Figure 3: Bayesian inference for very large parameter spaces. In genetic applications but not only, model parameters can number in the millions, which presents a computational challenge for joint inference, both in terms of runtime and memory usage.
This concern has long been particularly acute, and even prohibitive, in the context of Bayesian inference. And still today, classical Markov Chain Monte Carlo (MCMC) algorithms — the workhorse of Bayesian inference since the 1990s — are frequently labelled impractical for exploring spaces exceeding a few dozens of parameters, that is, orders of magnitude smaller than the numbers encountered in today’s applications. (Note that problems can be large in terms of number of samples or variables, and these scenarios correspond to very different statistical paradigms, but we won’t discuss this here.)
The development of novel MCMC algorithms and that of scalable approximate inference algorithms (such as expectation propagation or variational approaches) concomitant with the advances in Machine Learning, has alleviated this issue, but the tension between flexible joint modelling and scalability of inference for these models remains important. These modelling and algorithmic aspects therefore need to be thought of hand in hand: models should lend themselves to efficient inference and inference algorithms should in principle be model specific. Moreover, tractability should not come at the expense of accurate inference for the specific data and statistical task of interest.
An interdisciplinary collaborative effort…
Clearly, all this can only be achieved as part of a close collaborative effort with biologists, clinicians, computer scientists and epidemiologists. This interdisciplinarity creates a virtuous self-feeding circle, which opens new avenues for understanding biology, but also pushes forward innovation in other basic and applied science disciplines, towards tangible benefits for our societies. Quite exciting.
- L. Strausberg. Talkin’ Omics. Disease Markers, 17:39, 2001.

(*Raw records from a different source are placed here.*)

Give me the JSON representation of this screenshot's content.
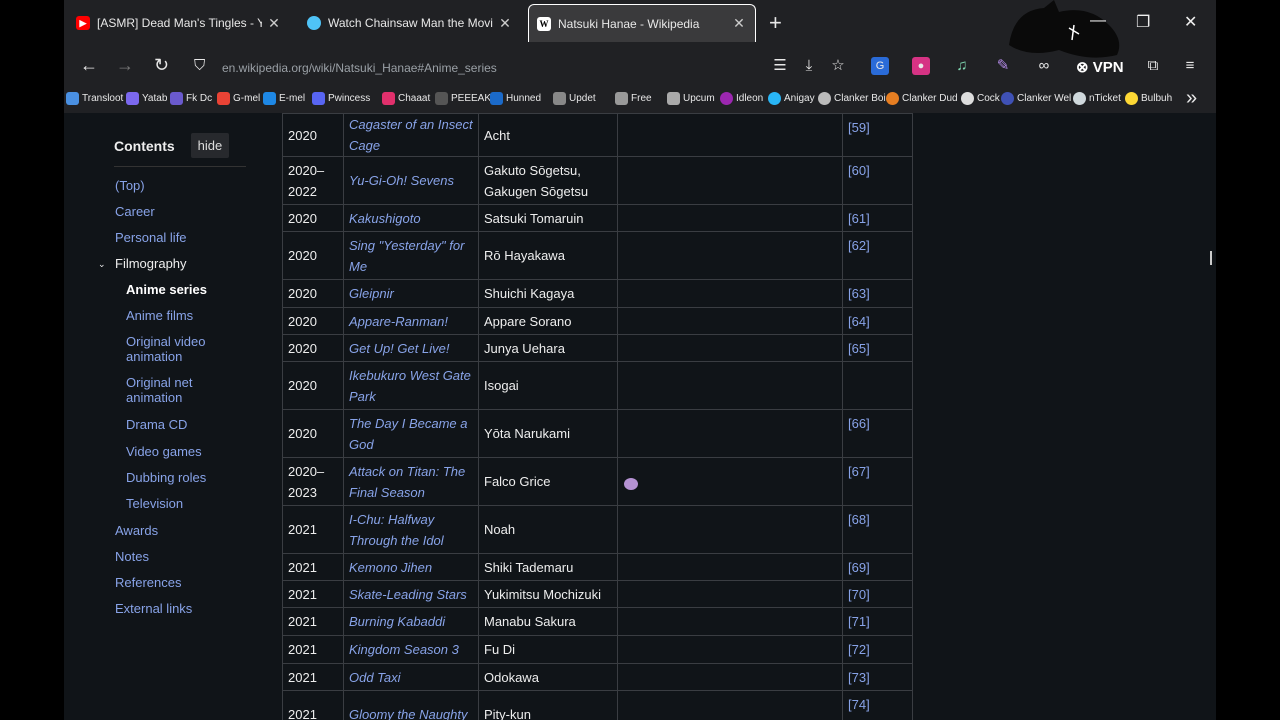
{
  "tabs": [
    {
      "title": "[ASMR] Dead Man's Tingles - YouTube",
      "icon": "youtube-icon",
      "color": "#ff0000"
    },
    {
      "title": "Watch Chainsaw Man the Movie: Reze",
      "icon": "globe-icon",
      "color": "#4fc3f7"
    },
    {
      "title": "Natsuki Hanae - Wikipedia",
      "icon": "wikipedia-icon",
      "color": "#ffffff"
    }
  ],
  "url": "en.wikipedia.org/wiki/Natsuki_Hanae#Anime_series",
  "vpn_label": "VPN",
  "bookmarks": [
    "Transloot",
    "Yatab",
    "Fk Dc",
    "G-mel",
    "E-mel",
    "Pwincess",
    "Chaaat",
    "PEEEAK",
    "Hunned",
    "Updet",
    "Free",
    "Upcum",
    "Idleon",
    "Anigay",
    "Clanker Boi",
    "Clanker Dud",
    "Cock",
    "Clanker Wel",
    "nTicket",
    "Bulbuh"
  ],
  "toc": {
    "title": "Contents",
    "hide": "hide",
    "items": [
      "(Top)",
      "Career",
      "Personal life",
      "Filmography",
      "Anime series",
      "Anime films",
      "Original video animation",
      "Original net animation",
      "Drama CD",
      "Video games",
      "Dubbing roles",
      "Television",
      "Awards",
      "Notes",
      "References",
      "External links"
    ]
  },
  "rows": [
    {
      "year": "2020",
      "title": "Cagaster of an Insect Cage",
      "role": "Acht",
      "ref": "[59]"
    },
    {
      "year": "2020–2022",
      "title": "Yu-Gi-Oh! Sevens",
      "role": "Gakuto Sōgetsu, Gakugen Sōgetsu",
      "ref": "[60]"
    },
    {
      "year": "2020",
      "title": "Kakushigoto",
      "role": "Satsuki Tomaruin",
      "ref": "[61]"
    },
    {
      "year": "2020",
      "title": "Sing \"Yesterday\" for Me",
      "role": "Rō Hayakawa",
      "ref": "[62]"
    },
    {
      "year": "2020",
      "title": "Gleipnir",
      "role": "Shuichi Kagaya",
      "ref": "[63]"
    },
    {
      "year": "2020",
      "title": "Appare-Ranman!",
      "role": "Appare Sorano",
      "ref": "[64]"
    },
    {
      "year": "2020",
      "title": "Get Up! Get Live!",
      "role": "Junya Uehara",
      "ref": "[65]"
    },
    {
      "year": "2020",
      "title": "Ikebukuro West Gate Park",
      "role": "Isogai",
      "ref": ""
    },
    {
      "year": "2020",
      "title": "The Day I Became a God",
      "role": "Yōta Narukami",
      "ref": "[66]"
    },
    {
      "year": "2020–2023",
      "title": "Attack on Titan: The Final Season",
      "role": "Falco Grice",
      "ref": "[67]"
    },
    {
      "year": "2021",
      "title": "I-Chu: Halfway Through the Idol",
      "role": "Noah",
      "ref": "[68]"
    },
    {
      "year": "2021",
      "title": "Kemono Jihen",
      "role": "Shiki Tademaru",
      "ref": "[69]"
    },
    {
      "year": "2021",
      "title": "Skate-Leading Stars",
      "role": "Yukimitsu Mochizuki",
      "ref": "[70]"
    },
    {
      "year": "2021",
      "title": "Burning Kabaddi",
      "role": "Manabu Sakura",
      "ref": "[71]"
    },
    {
      "year": "2021",
      "title": "Kingdom Season 3",
      "role": "Fu Di",
      "ref": "[72]"
    },
    {
      "year": "2021",
      "title": "Odd Taxi",
      "role": "Odokawa",
      "ref": "[73]"
    },
    {
      "year": "2021",
      "title": "Gloomy the Naughty",
      "role": "Pity-kun",
      "ref": "[74]"
    }
  ]
}
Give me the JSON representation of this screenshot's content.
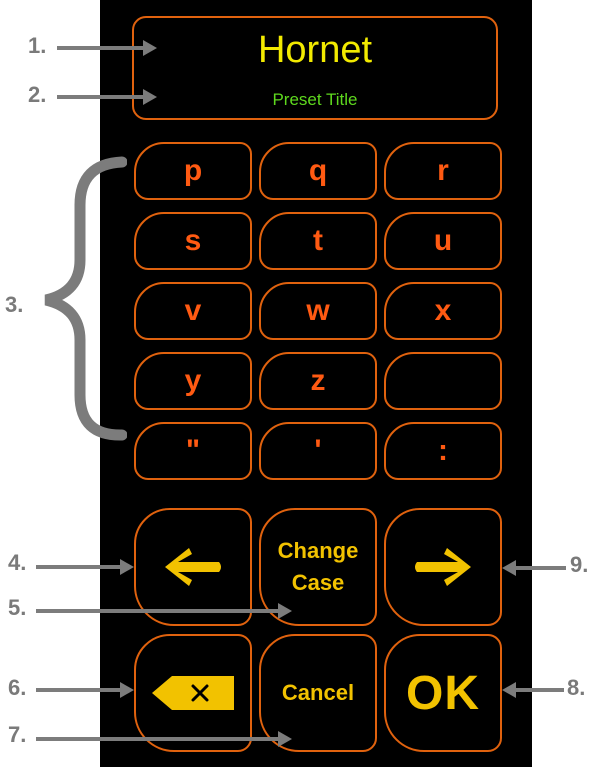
{
  "header": {
    "title": "Hornet",
    "subtitle": "Preset Title"
  },
  "keyboard": {
    "keys": [
      "p",
      "q",
      "r",
      "s",
      "t",
      "u",
      "v",
      "w",
      "x",
      "y",
      "z",
      "",
      "\"",
      "'",
      ":"
    ]
  },
  "controls": {
    "change_case_line1": "Change",
    "change_case_line2": "Case",
    "cancel_label": "Cancel",
    "ok_label": "OK",
    "left_icon": "arrow-left-icon",
    "right_icon": "arrow-right-icon",
    "backspace_icon": "backspace-icon"
  },
  "callouts": [
    "1.",
    "2.",
    "3.",
    "4.",
    "5.",
    "6.",
    "7.",
    "8.",
    "9."
  ],
  "colors": {
    "background": "#000000",
    "border": "#e0620e",
    "letter": "#ff5a12",
    "title": "#f2ea00",
    "subtitle": "#5ed81e",
    "icon": "#f2c200",
    "annotation": "#7a7a7a"
  }
}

- Welter, J. MacArthur, J. Morales, T. Burdett, P. Hall, H. Junkins, A. Klemm, P. Flicek, T. Manolio, and L. Hindorff. The NHGRI GWAS Catalog, a curated resource of SNP-trait associations. Nucleic Acids Research, 42:D1001–D1006, 2014.
Selected papers by Hélène Ruffieux
- H. Ruffieux, A. C. Davison, J. Hager, J. Inshaw, B. Fairfax, S. Richardson, and L. Bottolo. (2020) A global-local approach for detecting hotspots in multiple response regression, The Annals of Applied Statistics, In Press
- Ruffieux, J. Carayol, R. Popescu, M. E. Harper, R. Dent, W. H. M. Saris, A. Astrup, A. C. Davison, J. Hager, and A. Valsesia. (2020) A fully joint Bayesian quantitative trait locus mapping of human protein abundance in plasma, PLOS Computational Biology,16, e1007882
- H. Ruffieux, A. C. Davison, J. Hager, and I. Irincheeva. (2017) Efficient inference for genetic association studies with multiple outcomes, Biostatistics 18: 618–636
¹ It has been the case for a number of other diseases, see, e.g., the GWAS Catalog resource (Welter et al., 2014).